Europas Angst vor dem 1. Januar 2021
Wie viel Zeit bleibt noch, um eine Trennung von Großbritannien ohne Deal abzuwenden?
Brüssel – Eigentlich wollten die Staats- und Regierungschefs an diesem Donnerstag harte Vertragsarbeit leisten. Als dieser EU-Gipfel geplant wurde, ging man davon aus, dass der neue Handelsvertrag zwischen der Union und Großbritannien fertig auf dem Tisch liegen würde. Schließlich sind es noch gerade mal zweieinhalb Monate, bis das Vereinigte Königreich am 1. Januar 2021 aus dem Binnenmarkt und der Zollunion ausscheidet – und alle strittigen Fragen sind unbeantwortet.
Rund um die Uhr
Kurz vor dem Gipfel hatten der britische Premier Boris Johnson, EU-Kommissionspräsidentin Ursula von der Leyen und EU-Ratspräsident Charles Michel noch miteinander telefoniert. London will nun im Lichte der Ergebnisse des EU-Spitzentreffens entscheiden, wie man sich verhalten werde. Spätestens Montag wird eine Antwort von der Insel erwartet.
Man darf gespannt sein, denn in Brüssel hielten die 26 Staats- und Regierungschefs (der polnische Ministerpräsident Mateusz Morawiecki fehlte, weil er sich in Quarantäne begeben musste) ihre Linie vor allem in einem Punkt durch: Die EU, so betonten Diplomaten, werde „den Verhandlungstisch sicher nicht verlassen“. Soll heißen: Wenn Johnson die Gespräche beenden will, muss er das tun und dafür auch geradestehen.

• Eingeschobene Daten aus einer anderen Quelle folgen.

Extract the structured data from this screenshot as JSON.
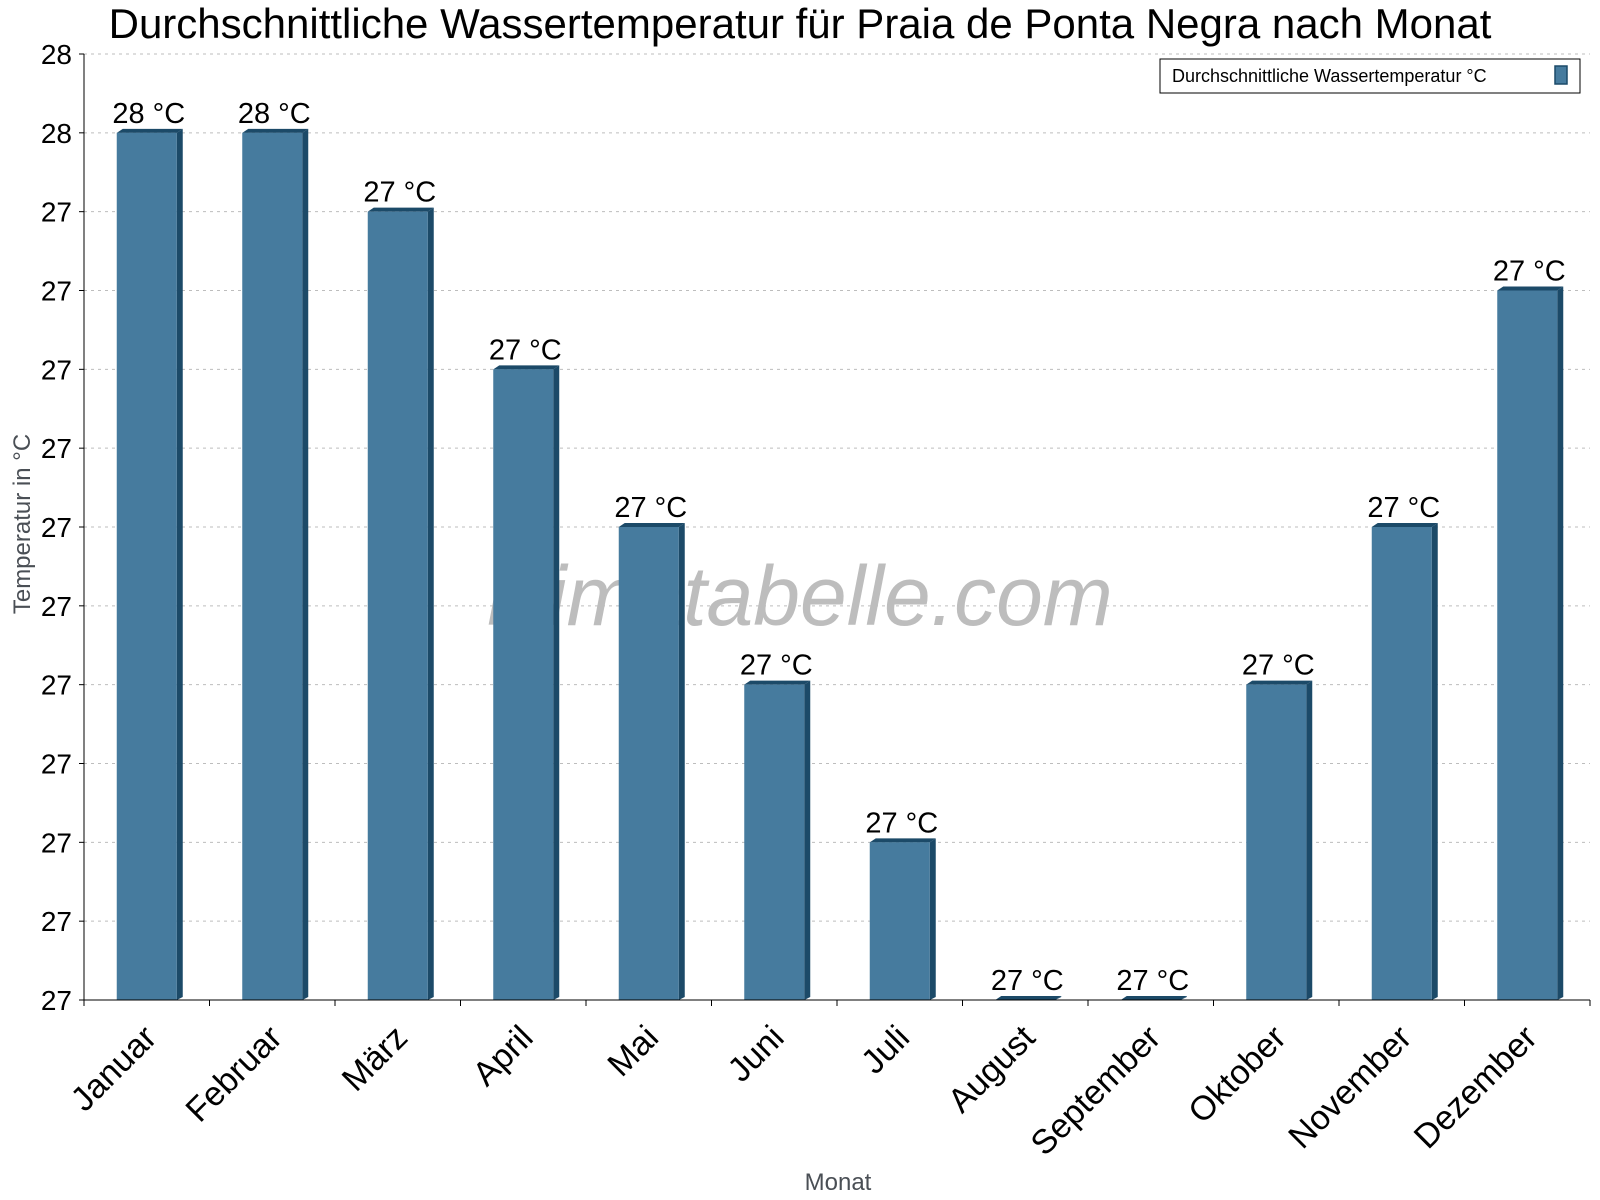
{
  "chart_data": {
    "type": "bar",
    "title": "Durchschnittliche Wassertemperatur für Praia de Ponta Negra nach Monat",
    "xlabel": "Monat",
    "ylabel": "Temperatur in °C",
    "categories": [
      "Januar",
      "Februar",
      "März",
      "April",
      "Mai",
      "Juni",
      "Juli",
      "August",
      "September",
      "Oktober",
      "November",
      "Dezember"
    ],
    "series": [
      {
        "name": "Durchschnittliche Wassertemperatur °C",
        "values": [
          27.6,
          27.6,
          27.5,
          27.3,
          27.1,
          26.9,
          26.7,
          26.5,
          26.5,
          26.9,
          27.1,
          27.4
        ],
        "labels": [
          "28 °C",
          "28 °C",
          "27 °C",
          "27 °C",
          "27 °C",
          "27 °C",
          "27 °C",
          "27 °C",
          "27 °C",
          "27 °C",
          "27 °C",
          "27 °C"
        ]
      }
    ],
    "ylim": [
      26.5,
      27.7
    ],
    "yticks": [
      26.5,
      26.6,
      26.7,
      26.8,
      26.9,
      27.0,
      27.1,
      27.2,
      27.3,
      27.4,
      27.5,
      27.6,
      27.7
    ],
    "ytick_labels": [
      "27",
      "27",
      "27",
      "27",
      "27",
      "27",
      "27",
      "27",
      "27",
      "27",
      "27",
      "28",
      "28"
    ],
    "grid": true,
    "legend_position": "top-right",
    "bar_color": "#467b9e",
    "bar_shade_color": "#1c4a68"
  },
  "watermark": "klimatabelle.com"
}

Deshalb notierten die Staatenlenker lediglich ihre „Besorgnis“, weil die Fortschritte bei den wichtigsten Fragen „noch nicht ausreichend“seien. Jetzt müsse man intensiver miteinander reden. So formulierte man am Donnerstagabend für das Schlussdokument des Gipfels. Mehr gab es für Johnson nicht.
Was den europäischen Staats- und Regierungschefs nun vorschwebt, ist ein Aufbruch: Ab kommenden Montag solle rund um die Uhr und ohne Unterbrechung an den Wochenenden weiter verhandelt werden. Denn ohne Deal droht am 1. Januar zwischen dem Vereinigten Königreich und der Europäischen Union das blanke Chaos.
Im Stau
Zwar hat man in Brüssel inzwischen vorgesorgt und einseitig Übergangsregelungen für mehr als 100 Einzelfragen beschlossen, die bis zu 18 Monate Bestand haben sollen. Es geht beispielsweise um die über 2000 Medikamente, die ihre Zulassung für den EUMarkt in Großbritannien erworben haben. Diese Zertifizierung würde entfallen. Betroffen sind auch die Luftverkehrskontrolle, der Flug-, Schiffs- und Straßenverkehr. Alles ist dringend notwendig, um die Versorgung der Menschen nicht zu riskieren. Die Vorstellung, so sagte ein Regierungsdiplomat, dass „ab dem 1. Januar Lkw mit wichtigen Gütern auf britischer oder europäischer Seite im Stau stecken und die Ladungen vergammeln, obwohl diese Lieferungen gerade in der CoronaKrise dringend gebraucht werden, ist unvorstellbar.“Das Bild käme einer europäischbritischen Realität ohne Deal wohl ziemlich nahe.